Keine dieser Sieben Wirklichkeiten läßt sich von dem Willen ein Gesetz vorschreiben - sie sind angeboren, Teile der Seele, die sich entfalten, wenn sich die Flügel von Intuition und Gewissen erheben und den Löwenkörper von dem Boden aufheben. 

Es ist meisten so: Sie wollen, wie Sie meinen, aber Sie können nicht! 

Nun, weil Sie die richtigen Instrumente nicht gebrauchen, sondern Ihren Löwenkörper und Ihre Löwenkraft zwingen, göttlich und subtil zu werden, das ist wirklich widernatürlich. 

Das Feuer, das in Ihnen brennt, und mit dem Sie voller Begehren Ihr materielles Leben zu kultivieren, zu regeln und einzurichten versuchen, entsprechend dem Wunsche des Egos - wird niemals auf den Himmel gerichtet werden wollen und können, denn seine Interessen liegen dort nicht. 

Alle Methoden, dieses Feuer darauf zu konzentrieren, sind zeitweilige Zustände, vielleicht - für ein Leben, manchmal leider für mehrere Leben, damit das höhere Instrumentarium, die Flügel und die Weisheit von Pelikan, Phönix, Taube und Schwan vernichtend. 

Ein Mensch kann ein Leben lang Lehren zuhören und sie studieren, und dennoch kein einziges spirituelles Resultat buchen. 

Warum nicht? 

Weil ihm der grundsätzliche Bestandteil fehlt.  Er kann meditieren und sich selbst kasteien, er erreicht sein Ziel nicht.
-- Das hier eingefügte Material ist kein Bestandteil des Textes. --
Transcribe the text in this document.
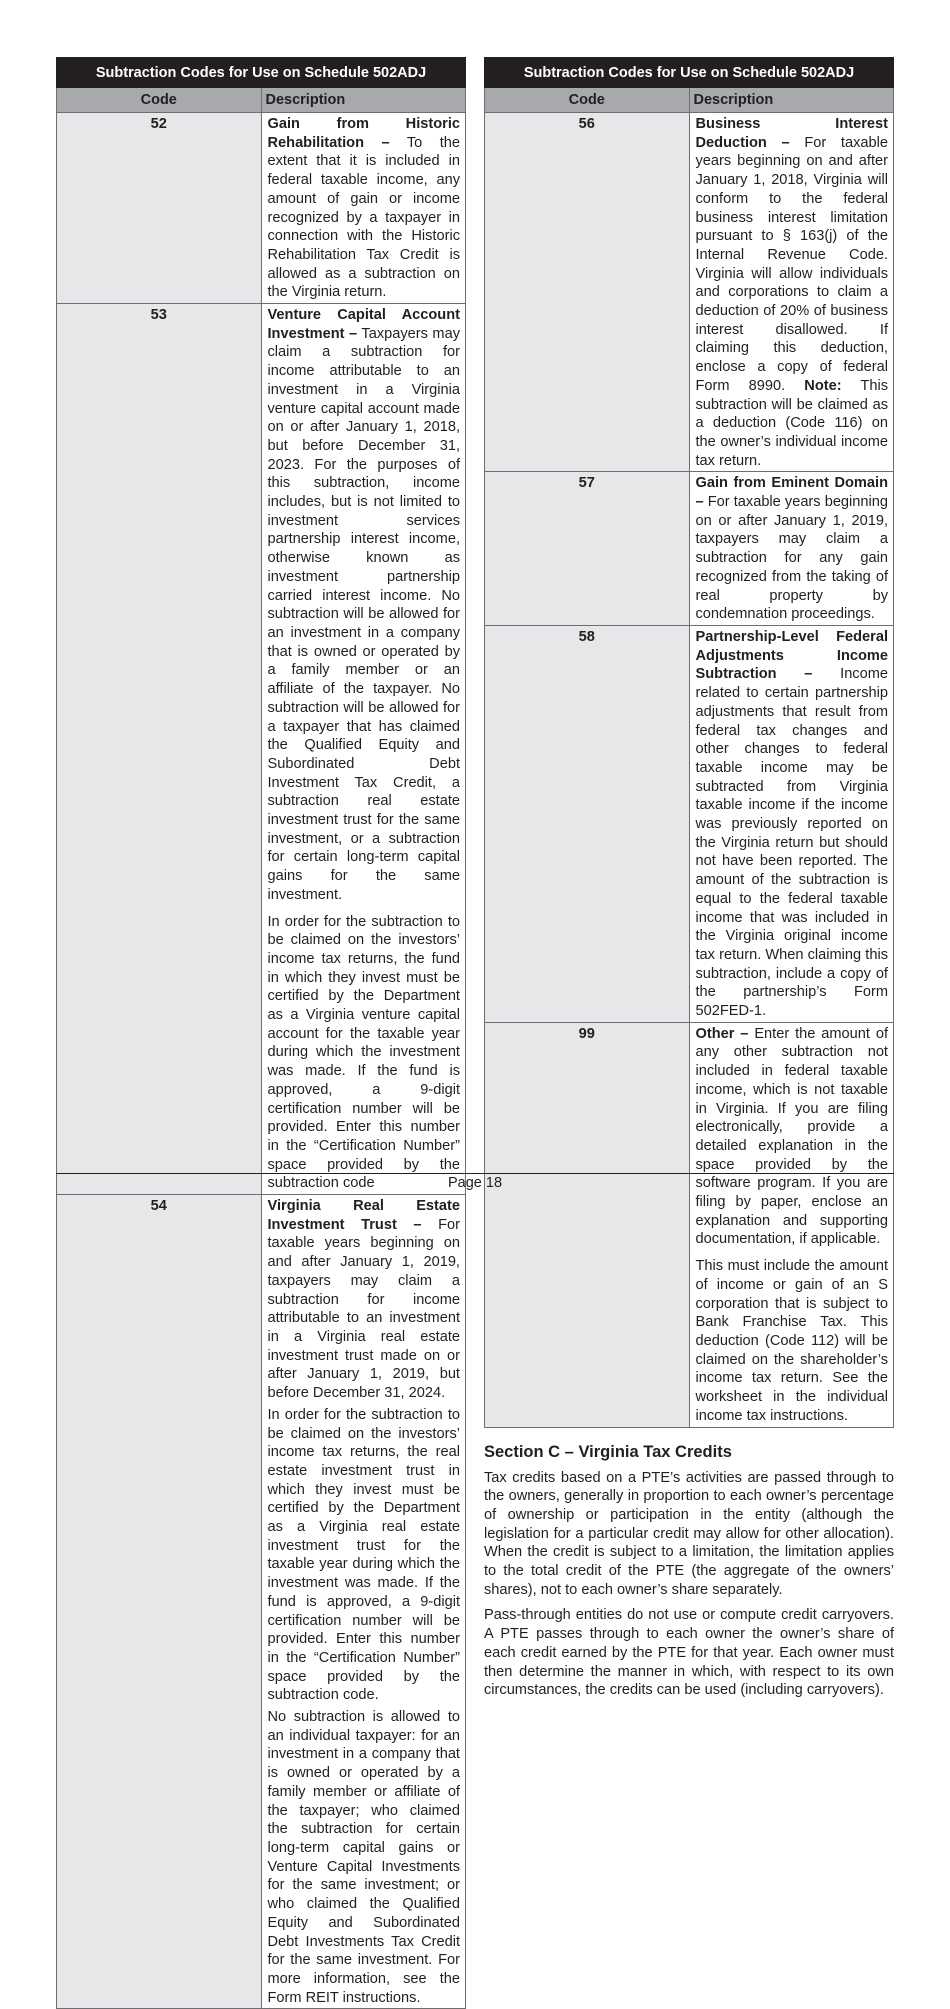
Subtraction Codes for Use on Schedule 502ADJ	
Code	Description
52	Gain from Historic Rehabilitation – To the extent that it is included in federal taxable income, any amount of gain or income recognized by a taxpayer in connection with the Historic Rehabilitation Tax Credit is allowed as a subtraction on the Virginia return.

53	Venture Capital Account Investment – Taxpayers may claim a subtraction for income attributable to an investment in a Virginia venture capital account made on or after January 1, 2018, but before December 31, 2023. For the purposes of this subtraction, income includes, but is not limited to investment services partnership interest income, otherwise known as investment partnership carried interest income. No subtraction will be allowed for an investment in a company that is owned or operated by a family member or an affiliate of the taxpayer. No subtraction will be allowed for a taxpayer that has claimed the Qualified Equity and Subordinated Debt Investment Tax Credit, a subtraction real estate investment trust for the same investment, or a subtraction for certain long-term capital gains for the same investment.

In order for the subtraction to be claimed on the investors’ income tax returns, the fund in which they invest must be certified by the Department as a Virginia venture capital account for the taxable year during which the investment was made. If the fund is approved, a 9-digit certification number will be provided. Enter this number in the “Certification Number” space provided by the subtraction code

54	Virginia Real Estate Investment Trust – For taxable years beginning on and after January 1, 2019, taxpayers may claim a subtraction for income attributable to an investment in a Virginia real estate investment trust made on or after January 1, 2019, but before December 31, 2024.

In order for the subtraction to be claimed on the investors’ income tax returns, the real estate investment trust in which they invest must be certified by the Department as a Virginia real estate investment trust for the taxable year during which the investment was made. If the fund is approved, a 9-digit certification number will be provided. Enter this number in the “Certification Number” space provided by the subtraction code.

No subtraction is allowed to an individual taxpayer: for an investment in a company that is owned or operated by a family member or affiliate of the taxpayer; who claimed the subtraction for certain long-term capital gains or Venture Capital Investments for the same investment; or who claimed the Qualified Equity and Subordinated Debt Investments Tax Credit for the same investment. For more information, see the Form REIT instructions.

Subtraction Codes for Use on Schedule 502ADJ	
Code	Description
56	Business Interest Deduction – For taxable years beginning on and after January 1, 2018, Virginia will conform to the federal business interest limitation pursuant to § 163(j) of the Internal Revenue Code. Virginia will allow individuals and corporations to claim a deduction of 20% of business interest disallowed. If claiming this deduction, enclose a copy of federal Form 8990. Note: This subtraction will be claimed as a deduction (Code 116) on the owner’s individual income tax return.

57	Gain from Eminent Domain – For taxable years beginning on or after January 1, 2019, taxpayers may claim a subtraction for any gain recognized from the taking of real property by condemnation proceedings.

58	Partnership-Level Federal Adjustments Income Subtraction – Income related to certain partnership adjustments that result from federal tax changes and other changes to federal taxable income may be subtracted from Virginia taxable income if the income was previously reported on the Virginia return but should not have been reported. The amount of the subtraction is equal to the federal taxable income that was included in the Virginia original income tax return. When claiming this subtraction, include a copy of the partnership’s Form 502FED-1.

99	Other – Enter the amount of any other subtraction not included in federal taxable income, which is not taxable in Virginia. If you are filing electronically, provide a detailed explanation in the space provided by the software program. If you are filing by paper, enclose an explanation and supporting documentation, if applicable.

This must include the amount of income or gain of an S corporation that is subject to Bank Franchise Tax. This deduction (Code 112) will be claimed on the shareholder’s income tax return. See the worksheet in the individual income tax instructions.

Section C – Virginia Tax Credits

Tax credits based on a PTE’s activities are passed through to the owners, generally in proportion to each owner’s percentage of ownership or participation in the entity (although the legislation for a particular credit may allow for other allocation). When the credit is subject to a limitation, the limitation applies to the total credit of the PTE (the aggregate of the owners’ shares), not to each owner’s share separately.

Pass-through entities do not use or compute credit carryovers. A PTE passes through to each owner the owner’s share of each credit earned by the PTE for that year. Each owner must then determine the manner in which, with respect to its own circumstances, the credits can be used (including carryovers).

Page 18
Weil in seinem Denken das Feuer der Weisen fehlt, und er sich mit dem intellektuellen Feuer behilft. 

Das Feuer ist der große Irreführer und der große Verführer. 

Solange sich der Mensch unbeweglich hält, keinen Funken überspringen läßt, keine Beseelung besitzt, keine Reaktion zeigt, geschieht nichts. Die Begegnung zwischen dem Unten und dem Oben bringt die Entscheidung.

Wie auf der Erde das empfangende und das befruchtende Prinzip zusammen die Frucht hervorbringen. 

Solange der spirituelle Mensch NICHT wirklich auf den Blitz des Geistes, auf den Blick Gottes, der den Stein verändert, wartet - geschieht nichts.

Der Mensch muß empfangen und reagieren können. 

Seine Seele muß offen sein, sein Herz muß das Tor der Seele bilden - und dann kann es geschehen, in einem Augenblick! 

Aber wann sind wir offen? 

Wie häufig sind wir zu sehr mit anderen Dingen beschäftigt? 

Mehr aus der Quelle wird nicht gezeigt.